05 April 2026, 04:13

Sachsen-Anhalt reformiert Architektengesetz für mehr Flexibilität und Nachhaltigkeit

Farbcodierte Karte eines geplanten Wohnbaugebiet-Entwicklungsplans auf Papier, mit beschrifteten Abschnitten und Textdetails zu Gebäuden, Straßen und anderen Merkmalen.

Sachsen-Anhalt reformiert Architektengesetz für mehr Flexibilität und Nachhaltigkeit

Sachsen-Anhalt modernisiert Berufsregeln für Architekten und Stadtplaner

Die Landesregierung von Sachsen-Anhalt will das Architektengesetz reformieren und damit die beruflichen Rahmenbedingungen für Architekten und Stadtplaner auf den neuesten Stand bringen. Ein entsprechender Gesetzentwurf sieht Änderungen in den Bereichen Ausbildung, Registrierung und Aufgabenprofile vor. Sollte das Vorhaben verabschiedet werden, profitieren Fachkräfte künftig von mehr Flexibilität und einer breiteren Anerkennung ihrer Qualifikationen.

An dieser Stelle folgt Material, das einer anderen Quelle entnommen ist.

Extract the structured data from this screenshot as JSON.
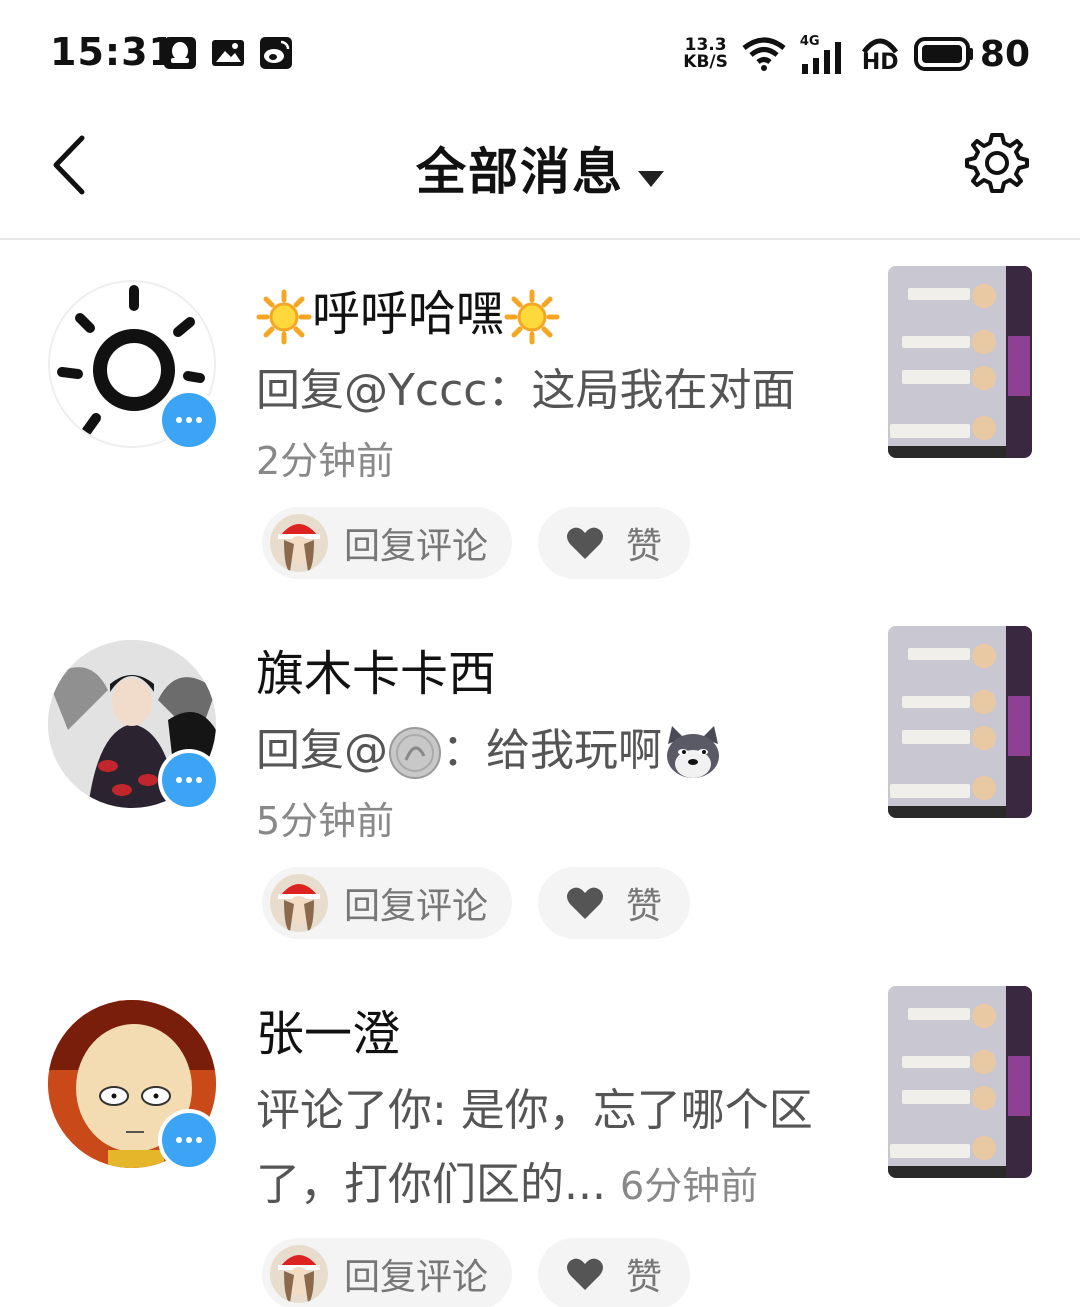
{
  "status_bar": {
    "time": "15:31",
    "net_speed_top": "13.3",
    "net_speed_bottom": "KB/S",
    "network_type": "4G",
    "hd_label": "HD",
    "battery": "80",
    "icons": [
      "qq-icon",
      "gallery-icon",
      "weibo-icon",
      "wifi-icon",
      "signal-icon",
      "hd-call-icon",
      "battery-icon"
    ]
  },
  "header": {
    "title": "全部消息",
    "back_icon": "chevron-left-icon",
    "settings_icon": "gear-icon"
  },
  "messages": [
    {
      "name": "呼呼哈嘿",
      "message": "回复@Yccc：这局我在对面",
      "time": "2分钟前",
      "reply_label": "回复评论",
      "like_label": "赞"
    },
    {
      "name": "旗木卡卡西",
      "message_prefix": "回复@",
      "message_suffix": "：给我玩啊",
      "time": "5分钟前",
      "reply_label": "回复评论",
      "like_label": "赞"
    },
    {
      "name": "张一澄",
      "message": "评论了你: 是你，忘了哪个区了，打你们区的...",
      "time": "6分钟前",
      "reply_label": "回复评论",
      "like_label": "赞"
    }
  ],
  "colors": {
    "badge_blue": "#3ba4f5",
    "pill_bg": "#f4f4f5",
    "divider": "#e6e6e6"
  }
}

Der Entwurf enthält mehrere zentrale Neuerungen. Künftig sollen Anträge auf Registrierung sowie Meldungen beruflicher Tätigkeiten auch elektronisch eingereicht werden können. Damit soll der Verwaltungsaufwand für Architekten und Planer deutlich verringert werden.

Ausländische Abschlüsse werden künftig bereits vor der Einreise nach Deutschland anerkannt. Bisher orientierten sich andere Bundesländer an EU-Richtlinien und dem Anerkennungsgesetz des Bundes von 2012, das Kompetenzprüfungen und oft zusätzliche Eignungstests vorsah. Die Anerkennungquote lag nach Anpassungen im alten System zwischen 60 und 70 Prozent.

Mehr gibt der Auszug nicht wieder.